Loving my husband “until death do us part” has required (at times) hard work. We prepare for storms in our relationship by declaring that divorce is not an option for us.
Setting aside February as a month to read marriage-building books or attend workshops has also helped us stay together for 27 years.
We got an early start this year by going to “He said, She said: Communication that Builds Intimacy in Marriage,” a workshop led by Ed Welch.
Welch is faculty member at the Christian Counseling and Educational Foundation in Philadelphia, and he holds a doctoral degree in counseling and psychology.
Welch began the conference at Sovereign Grace Church in Apex on Jan. 24 and 25 by encouraging the 200 couples who gathered to consider their marriage as an institution created by God.
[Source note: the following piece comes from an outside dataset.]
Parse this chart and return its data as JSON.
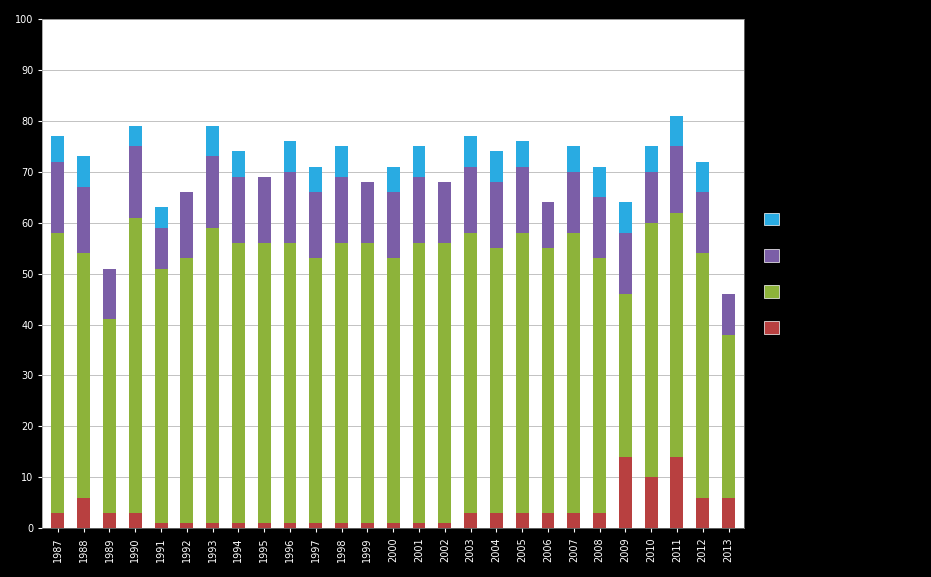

He challenged us to create a mission statement that answers the question, “Why are you together?”
Sharing openly from his own 33-year marriage, Welch often paused to find his wife, Sheri, in the audience to help clarify something he was saying or ask permission to share a story from their life together.
Words for their marriage statement of purpose included partnership, friendship and sex.
The word “sex” drew a few gasps from the audience.
Welch said sex was out of their marriage vocabulary for about 15 years.
“Like a food you have an allergic reaction to, I wasn’t allowed to say the word,” he said.
Although Welch, who has authored several books on relationships, depression and addiction, didn’t offer their completed statement, he did share a few examples to get us thinking about what we may want to include.
Here’s one I liked: “To love deeply from the heart so that our children can say in 20 years that we watched our parents grow in love.”
The next part of the workshop focused on the mechanism for change and the need for prayer in our marriage.
Welch suggested we be bold in our declarations and post the statements on Facebook, asking our neighbors to pray with us and for our marriage.
“If it’s not framed as a mission statement and shared with others, it will crumble,” he said.
The last part of the conference focused on really listening to our spouse when they share their joys, dreams, fears, sorrows and anger.
Welch suggested limiting angry words that tear apart a marriage.
I was inspired by our fellow participants who shared their thoughts on the conference. Joy and Dan Pike, longtime Cary residents who have been married for 16 years, came to learn how to keep their marriage a loving one.
“This conference has challenged us to look at the way we communicate, share and love while keeping God at the center and focal point,” Dan Pike said.
David Fisher and his wife of 17 years have six children and don’t often spend time focusing on their relationship.
“We were reminded that God is with us, even when marriage feels like a wilderness,” he said. “We left feeling renewed hope that our marriage will grow in God’s strength.”